By Tim Culpan
Feb. 21 (Bloomberg) -- Apple Inc., the world's largest buyer of flash memory chips, slashed its projected orders for the semiconductor this year, which may lead some suppliers to post losses this quarter, research firm iSuppli Corp. said.
Global sales of so-called NAND flash chips will rise ``marginally'' this year, instead of the 27 percent increase forecast earlier, the El Segundo, California-based researcher said in a statement yesterday. NAND chips store data in devices such as Apple's iPod media players and iPhones.
``Apple has slashed its 2008 NAND order forecast significantly and has informed suppliers that its demand growth will slow in 2008,'' iSuppli said in the statement, without elaborating on specific figures. ``In light of these factors, NAND suppliers are likely to go into the red in the first quarter, and are not likely to recover in the second.''
Jill Tan, a Hong Kong-based spokeswoman for Apple, declined to comment on the report today. Apple, down 39 percent this year, fell $2.28 to $121.54 at 4 p.m. in Nasdaq Stock Market trading.

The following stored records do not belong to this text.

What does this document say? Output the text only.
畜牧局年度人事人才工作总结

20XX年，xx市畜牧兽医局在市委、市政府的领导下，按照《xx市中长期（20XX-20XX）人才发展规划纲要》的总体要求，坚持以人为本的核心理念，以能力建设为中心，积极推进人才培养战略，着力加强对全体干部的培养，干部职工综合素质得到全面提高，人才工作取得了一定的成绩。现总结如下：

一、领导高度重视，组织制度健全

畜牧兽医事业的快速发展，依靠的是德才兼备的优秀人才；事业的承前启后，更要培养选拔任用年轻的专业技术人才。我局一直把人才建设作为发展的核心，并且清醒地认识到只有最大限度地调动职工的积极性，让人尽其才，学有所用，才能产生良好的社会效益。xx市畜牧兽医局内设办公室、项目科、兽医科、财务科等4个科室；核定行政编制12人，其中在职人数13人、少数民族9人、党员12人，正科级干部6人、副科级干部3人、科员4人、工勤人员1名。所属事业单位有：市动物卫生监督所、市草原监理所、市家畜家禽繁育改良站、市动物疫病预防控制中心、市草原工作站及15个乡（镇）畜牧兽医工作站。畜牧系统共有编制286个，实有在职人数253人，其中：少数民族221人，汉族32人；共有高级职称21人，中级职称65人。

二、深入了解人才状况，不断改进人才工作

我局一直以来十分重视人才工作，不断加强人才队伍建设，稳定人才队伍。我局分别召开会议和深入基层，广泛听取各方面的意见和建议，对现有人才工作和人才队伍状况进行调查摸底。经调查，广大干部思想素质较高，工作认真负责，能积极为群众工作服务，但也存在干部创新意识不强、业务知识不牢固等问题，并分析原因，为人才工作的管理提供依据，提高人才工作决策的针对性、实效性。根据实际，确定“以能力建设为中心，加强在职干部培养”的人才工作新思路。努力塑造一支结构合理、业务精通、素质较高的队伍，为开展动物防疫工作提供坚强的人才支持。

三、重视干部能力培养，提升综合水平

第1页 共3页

Sales of the chips grew 12.5 percent last year to $13.9 billion as consumers bought more music players, digital cameras and advanced mobile phones, which require larger storage capacity, iSuppli said. Apple bought 13 percent of the world's NAND flash memory in 2007, according to the statement.
Samsung Electronics Co., based in Suwon, South Korea, maintained its lead as the world's largest maker of the chips with 40 percent share in the fourth quarter, the researcher said. Tokyo-based Toshiba Corp. was second with 27 percent, followed by Ichon, Korea-based Hynix Semiconductor Inc.